Smith believes the deepwater Gulf industry will eventually come back, “Because, in the 50 to 60 dollar range, some of the deepwater plays can make money.”
Smith says that since the shallow-water rigs in the Gulf mostly yield natural gas, the price of which is essentially down the drain, you won’t see any activity there for a while. It’s all deepwater, and you need a significant boost in the price to get somewhere with that.
Last we checked just before posting, West Texas Intermediate crude was trading at $50.47 per barrel.
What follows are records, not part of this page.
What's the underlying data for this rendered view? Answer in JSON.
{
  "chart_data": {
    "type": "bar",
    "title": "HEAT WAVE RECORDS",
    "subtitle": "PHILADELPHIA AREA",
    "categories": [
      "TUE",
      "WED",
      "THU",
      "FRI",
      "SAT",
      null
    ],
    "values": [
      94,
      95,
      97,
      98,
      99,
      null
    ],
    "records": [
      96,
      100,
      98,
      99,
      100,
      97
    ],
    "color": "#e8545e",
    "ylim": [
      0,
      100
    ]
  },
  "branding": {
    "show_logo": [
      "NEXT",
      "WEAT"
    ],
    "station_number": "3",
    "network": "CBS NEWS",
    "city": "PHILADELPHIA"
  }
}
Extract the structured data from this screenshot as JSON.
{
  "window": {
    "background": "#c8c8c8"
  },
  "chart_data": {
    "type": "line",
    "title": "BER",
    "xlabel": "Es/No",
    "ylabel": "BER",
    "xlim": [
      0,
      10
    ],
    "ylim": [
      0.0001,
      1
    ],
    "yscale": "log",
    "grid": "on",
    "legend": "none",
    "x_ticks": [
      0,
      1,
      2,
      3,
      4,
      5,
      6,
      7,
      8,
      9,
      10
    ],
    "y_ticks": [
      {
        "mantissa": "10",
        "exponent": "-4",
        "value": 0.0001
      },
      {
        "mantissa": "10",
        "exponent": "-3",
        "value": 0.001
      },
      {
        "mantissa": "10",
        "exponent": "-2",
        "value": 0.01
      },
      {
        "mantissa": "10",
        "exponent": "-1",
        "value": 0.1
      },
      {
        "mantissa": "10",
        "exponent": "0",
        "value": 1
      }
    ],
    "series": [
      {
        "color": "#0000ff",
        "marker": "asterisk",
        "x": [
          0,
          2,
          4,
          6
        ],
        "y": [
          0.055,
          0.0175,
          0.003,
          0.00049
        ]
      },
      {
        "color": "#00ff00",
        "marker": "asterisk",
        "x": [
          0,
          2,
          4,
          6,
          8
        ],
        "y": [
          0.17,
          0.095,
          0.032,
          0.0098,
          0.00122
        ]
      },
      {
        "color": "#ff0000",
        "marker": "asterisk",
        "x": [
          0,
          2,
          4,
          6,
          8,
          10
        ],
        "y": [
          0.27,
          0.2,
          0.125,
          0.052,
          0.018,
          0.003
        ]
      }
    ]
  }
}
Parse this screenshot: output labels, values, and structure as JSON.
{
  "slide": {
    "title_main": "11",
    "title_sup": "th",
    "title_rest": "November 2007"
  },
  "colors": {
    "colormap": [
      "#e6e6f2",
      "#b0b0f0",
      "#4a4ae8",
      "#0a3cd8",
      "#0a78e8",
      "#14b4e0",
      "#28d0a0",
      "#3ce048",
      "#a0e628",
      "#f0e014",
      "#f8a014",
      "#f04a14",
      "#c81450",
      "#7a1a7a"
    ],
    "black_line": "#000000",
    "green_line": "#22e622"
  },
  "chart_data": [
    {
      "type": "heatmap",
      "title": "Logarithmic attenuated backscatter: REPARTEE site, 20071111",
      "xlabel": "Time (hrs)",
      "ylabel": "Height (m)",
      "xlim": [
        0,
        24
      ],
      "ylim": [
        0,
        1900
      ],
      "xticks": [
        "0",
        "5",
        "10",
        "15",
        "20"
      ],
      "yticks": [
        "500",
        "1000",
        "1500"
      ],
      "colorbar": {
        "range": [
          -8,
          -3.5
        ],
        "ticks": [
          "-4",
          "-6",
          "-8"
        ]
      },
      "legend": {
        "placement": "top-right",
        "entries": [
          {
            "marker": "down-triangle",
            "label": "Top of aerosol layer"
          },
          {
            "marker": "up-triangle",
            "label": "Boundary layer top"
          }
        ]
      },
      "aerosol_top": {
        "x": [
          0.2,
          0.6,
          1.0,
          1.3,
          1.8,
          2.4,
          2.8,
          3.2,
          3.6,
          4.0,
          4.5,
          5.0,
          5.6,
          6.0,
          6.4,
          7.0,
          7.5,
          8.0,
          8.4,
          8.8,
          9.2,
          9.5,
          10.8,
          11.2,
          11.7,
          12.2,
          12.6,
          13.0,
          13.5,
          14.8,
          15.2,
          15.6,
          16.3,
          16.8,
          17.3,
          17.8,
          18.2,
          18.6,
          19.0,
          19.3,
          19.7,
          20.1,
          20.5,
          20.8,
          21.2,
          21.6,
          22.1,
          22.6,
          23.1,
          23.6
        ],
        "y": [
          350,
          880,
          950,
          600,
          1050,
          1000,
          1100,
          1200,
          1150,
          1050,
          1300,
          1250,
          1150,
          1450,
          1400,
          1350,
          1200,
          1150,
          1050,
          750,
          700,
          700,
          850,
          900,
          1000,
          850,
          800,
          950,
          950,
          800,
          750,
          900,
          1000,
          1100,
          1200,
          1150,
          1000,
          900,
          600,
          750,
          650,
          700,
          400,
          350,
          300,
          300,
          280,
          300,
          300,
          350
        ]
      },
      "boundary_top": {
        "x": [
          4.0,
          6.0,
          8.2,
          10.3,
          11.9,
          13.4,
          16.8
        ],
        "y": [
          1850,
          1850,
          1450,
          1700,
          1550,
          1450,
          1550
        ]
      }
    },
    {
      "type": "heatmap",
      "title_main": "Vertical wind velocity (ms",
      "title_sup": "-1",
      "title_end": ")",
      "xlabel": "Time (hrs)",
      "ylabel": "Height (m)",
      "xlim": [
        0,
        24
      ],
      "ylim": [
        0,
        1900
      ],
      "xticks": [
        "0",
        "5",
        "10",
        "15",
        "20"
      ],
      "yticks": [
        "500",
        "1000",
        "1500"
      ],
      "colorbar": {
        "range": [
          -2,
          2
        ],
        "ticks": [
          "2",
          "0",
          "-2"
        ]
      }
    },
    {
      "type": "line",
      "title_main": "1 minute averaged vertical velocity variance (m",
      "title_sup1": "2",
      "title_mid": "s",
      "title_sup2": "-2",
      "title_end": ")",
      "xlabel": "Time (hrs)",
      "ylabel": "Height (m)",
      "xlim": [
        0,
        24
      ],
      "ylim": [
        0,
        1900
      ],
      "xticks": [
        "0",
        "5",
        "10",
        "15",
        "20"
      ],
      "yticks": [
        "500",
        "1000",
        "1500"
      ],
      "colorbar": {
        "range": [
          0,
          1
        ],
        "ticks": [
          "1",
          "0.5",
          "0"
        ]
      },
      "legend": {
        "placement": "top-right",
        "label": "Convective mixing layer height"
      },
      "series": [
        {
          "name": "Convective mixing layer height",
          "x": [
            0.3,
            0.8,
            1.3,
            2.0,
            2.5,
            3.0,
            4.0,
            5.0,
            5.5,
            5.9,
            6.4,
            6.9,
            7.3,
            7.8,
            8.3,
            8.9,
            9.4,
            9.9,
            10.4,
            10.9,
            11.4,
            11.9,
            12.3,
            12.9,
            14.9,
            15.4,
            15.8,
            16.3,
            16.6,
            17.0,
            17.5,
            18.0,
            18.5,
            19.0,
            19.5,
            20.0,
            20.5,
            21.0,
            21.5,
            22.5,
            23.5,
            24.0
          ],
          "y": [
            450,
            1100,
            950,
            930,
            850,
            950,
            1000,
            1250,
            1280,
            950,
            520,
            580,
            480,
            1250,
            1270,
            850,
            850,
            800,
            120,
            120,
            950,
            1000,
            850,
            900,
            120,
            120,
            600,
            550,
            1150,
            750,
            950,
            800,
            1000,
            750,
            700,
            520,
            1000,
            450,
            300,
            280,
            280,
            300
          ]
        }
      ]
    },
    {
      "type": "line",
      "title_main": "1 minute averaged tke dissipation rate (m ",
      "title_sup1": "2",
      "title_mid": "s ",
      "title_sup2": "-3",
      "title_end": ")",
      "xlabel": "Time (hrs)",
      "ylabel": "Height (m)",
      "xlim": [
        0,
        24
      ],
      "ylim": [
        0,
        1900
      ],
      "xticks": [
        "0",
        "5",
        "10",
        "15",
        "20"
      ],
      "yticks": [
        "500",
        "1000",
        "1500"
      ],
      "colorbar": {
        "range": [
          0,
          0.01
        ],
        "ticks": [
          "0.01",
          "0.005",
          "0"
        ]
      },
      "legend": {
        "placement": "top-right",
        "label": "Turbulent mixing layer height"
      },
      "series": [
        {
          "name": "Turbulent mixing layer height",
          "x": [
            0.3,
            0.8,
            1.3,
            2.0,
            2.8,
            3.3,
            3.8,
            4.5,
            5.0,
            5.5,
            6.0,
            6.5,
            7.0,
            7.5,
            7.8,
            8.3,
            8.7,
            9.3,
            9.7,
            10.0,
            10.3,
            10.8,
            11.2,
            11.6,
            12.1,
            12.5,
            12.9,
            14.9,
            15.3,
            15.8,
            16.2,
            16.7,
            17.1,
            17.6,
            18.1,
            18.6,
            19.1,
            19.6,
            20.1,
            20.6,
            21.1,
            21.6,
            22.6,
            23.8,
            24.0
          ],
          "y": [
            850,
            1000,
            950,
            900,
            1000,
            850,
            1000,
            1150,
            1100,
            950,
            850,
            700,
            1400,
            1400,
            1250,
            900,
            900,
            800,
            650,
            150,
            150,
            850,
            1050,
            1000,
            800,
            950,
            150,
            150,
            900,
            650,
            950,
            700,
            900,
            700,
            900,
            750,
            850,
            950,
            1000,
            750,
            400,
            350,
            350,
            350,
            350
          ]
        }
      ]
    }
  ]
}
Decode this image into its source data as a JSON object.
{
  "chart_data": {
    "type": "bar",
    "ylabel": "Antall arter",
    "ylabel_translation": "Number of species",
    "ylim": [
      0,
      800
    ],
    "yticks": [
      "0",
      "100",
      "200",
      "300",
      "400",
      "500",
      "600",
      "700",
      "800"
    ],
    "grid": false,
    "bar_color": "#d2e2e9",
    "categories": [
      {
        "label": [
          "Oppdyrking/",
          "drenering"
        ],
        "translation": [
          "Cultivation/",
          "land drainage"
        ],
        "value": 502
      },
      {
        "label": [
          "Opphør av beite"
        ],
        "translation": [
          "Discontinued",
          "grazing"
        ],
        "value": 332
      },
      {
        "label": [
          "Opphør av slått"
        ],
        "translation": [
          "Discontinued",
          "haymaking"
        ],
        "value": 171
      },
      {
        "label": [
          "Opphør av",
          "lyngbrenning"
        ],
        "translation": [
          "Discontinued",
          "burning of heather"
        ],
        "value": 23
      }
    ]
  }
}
Of course, when the price does eventually climb back up into the 60’s, which will likely happen at some point in the coming months, we’ll find out a lot about what the effect of Gov. John Bel Edwards’ private cabal of plaintiff attorneys seeking to sue the oil and gas industry in coastal lawsuits will be. When the price rises to justify new drilling and it nevertheless fails to happen, you’ll know Edwards and the lawyers are to blame.